Enter through the
narrow gate, because the gate is wide and the way is spacious that leads to
destruction, and there who are many who enter through it. But the gate is
narrow and the way is difficult that leads to life, and there are few who find
it. – Matthew 7:13-14 (NET)
These words are drawn
from Jesus’ famous “Sermon On the Mount”. Though there can be little
doubt that Jesus spoke these words on more than one occasion and in various
places, the setting in which Matthew sets them forth, as Matthew goes to great
lengths to make the point that Jesus is a new Moses, has Jesus sitting on a
mountain and teaching His disciples (5:1)---offering a different set of commandments
from a different mountain (the implicit reference to Moses and Sinai). At
this point, the record of Matthew shows that Jesus has only called to Himself
four of His chosen twelve, but that “large crowds followed Him” (4:25).
Additionally, we find that the crowds, which seem to be referred to as His
disciples, would be “amazed by His teaching, because He taught them like One
Who had authority” (7:28b-29a).
It is important for
us to remember that the words of our text are presented in the context of a
continuous series of thoughts that make up chapter five through seven of
Matthew. Now, there is a reason that it is generally referred to as a
“sermon,” and that is because it presents a series of ideas that press towards
a conclusion. We find that conclusion as the seventh chapter comes to a
close, when Jesus says, “Everyone who hears these words of Mine and does them
is like a wise man who built his house on rock. The rain fell, the flood
came, and the winds beat against that house, but it did not collapse because it
had been founded on rock. Everyone who hears these words of Mine and does
not do them is like a foolish man who built his house on sand. The rain
fell, the flood came, and the winds beat against that house, and it collapsed;
it was utterly destroyed!” (7:24-27)
Jesus’ entire
discourse built to that point, as in His teaching, as He farmed the fallow
grounds of the Galilee (from whence revolutions in Israel sprang) to form His
new and revolutionary group (though a different sort of revolution) He began to
set Himself apart from those that had come before Him. There had been
numerous people before the time of Jesus (including numerous messianic
claimants) that had drawn crowds to themselves, with John the Baptist being one
of those that had drawn significant audiences (without any messianic claims,
though it is possible that there were those who looked to John as a messianic
figure as he proposed a new exodus movement as symbolized by his baptizing in
the Jordan); but inevitably, they pointed to the prophets or to Moses or to
some person of renown in order to lend them credibility and legitimacy.
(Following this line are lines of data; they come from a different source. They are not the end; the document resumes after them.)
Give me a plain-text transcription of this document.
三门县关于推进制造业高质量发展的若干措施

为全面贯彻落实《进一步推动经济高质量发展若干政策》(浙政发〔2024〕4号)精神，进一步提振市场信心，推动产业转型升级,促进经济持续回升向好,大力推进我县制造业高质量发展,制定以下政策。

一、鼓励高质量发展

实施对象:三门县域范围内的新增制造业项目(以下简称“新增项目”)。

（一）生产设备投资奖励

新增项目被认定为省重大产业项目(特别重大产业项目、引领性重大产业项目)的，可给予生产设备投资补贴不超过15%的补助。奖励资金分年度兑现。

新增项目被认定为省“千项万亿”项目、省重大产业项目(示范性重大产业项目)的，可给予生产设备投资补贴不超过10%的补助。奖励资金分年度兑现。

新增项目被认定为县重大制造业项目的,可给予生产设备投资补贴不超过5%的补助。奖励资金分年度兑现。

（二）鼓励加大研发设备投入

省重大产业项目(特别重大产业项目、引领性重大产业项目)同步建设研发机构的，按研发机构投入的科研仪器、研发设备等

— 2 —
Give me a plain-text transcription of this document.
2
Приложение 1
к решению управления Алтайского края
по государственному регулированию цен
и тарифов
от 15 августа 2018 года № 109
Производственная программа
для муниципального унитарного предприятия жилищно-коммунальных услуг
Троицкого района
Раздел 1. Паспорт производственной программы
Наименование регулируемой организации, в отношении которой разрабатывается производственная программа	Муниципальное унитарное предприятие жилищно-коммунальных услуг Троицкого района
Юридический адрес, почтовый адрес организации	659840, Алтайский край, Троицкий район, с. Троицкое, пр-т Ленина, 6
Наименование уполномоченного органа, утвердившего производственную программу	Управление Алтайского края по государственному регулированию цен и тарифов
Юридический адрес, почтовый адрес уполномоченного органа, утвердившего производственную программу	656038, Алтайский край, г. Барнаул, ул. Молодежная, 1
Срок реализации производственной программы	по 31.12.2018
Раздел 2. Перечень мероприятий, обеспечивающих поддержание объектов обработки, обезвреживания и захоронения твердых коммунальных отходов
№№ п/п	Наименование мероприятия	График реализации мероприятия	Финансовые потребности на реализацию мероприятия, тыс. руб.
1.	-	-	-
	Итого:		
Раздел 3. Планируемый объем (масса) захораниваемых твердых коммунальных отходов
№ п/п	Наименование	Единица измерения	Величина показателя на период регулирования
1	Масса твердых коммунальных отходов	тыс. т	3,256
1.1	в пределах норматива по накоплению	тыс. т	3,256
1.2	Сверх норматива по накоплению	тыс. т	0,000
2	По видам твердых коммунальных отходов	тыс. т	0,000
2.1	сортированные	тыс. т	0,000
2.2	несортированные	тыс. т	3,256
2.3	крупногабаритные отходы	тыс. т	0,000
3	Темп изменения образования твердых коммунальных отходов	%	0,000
Jesus, on the contrary, seems only to point to Himself and His words, providing
His own credibility. This was unique. Obviously, with such poignant
words, undoubtedly offered over and over, we can surmise that Jesus intended
His teachings to be taken seriously and to be accurately understood and applied
by His hearers.
When we hear a
sermon, or a speech of any kind for that matter, we do not expect the speaker
to flit about from topic to topic, offering up disconnected thoughts that have
nothing to do with what comes before or after; but rather, to present, with
minor digressions useful for making or elaborating points, a unified system of
thoughts and ideas. However, for some reason, when we come to these words
of Jesus concerning wide and narrow gates and ways, and the destruction and
life attendant upon those ways, we have a strange tendency to disconnect it
from its larger context. Doing that, we put these words into Jesus’ mouth
as some type of amorphous and ambiguous statement, lacking in substance, that
is just sitting there waiting for us to fill it with the content of our
subjective musings concerning what it is that constitutes sin. How
ridiculous, presumptuous, and short-sighted. Rather than look for what it
is that Jesus is communicating, we project on to Jesus’ statement nothing more
than our own opinions about what actions should be described as “wide gate”
actions that lead to destruction, and “narrow gate” actions that lead to life.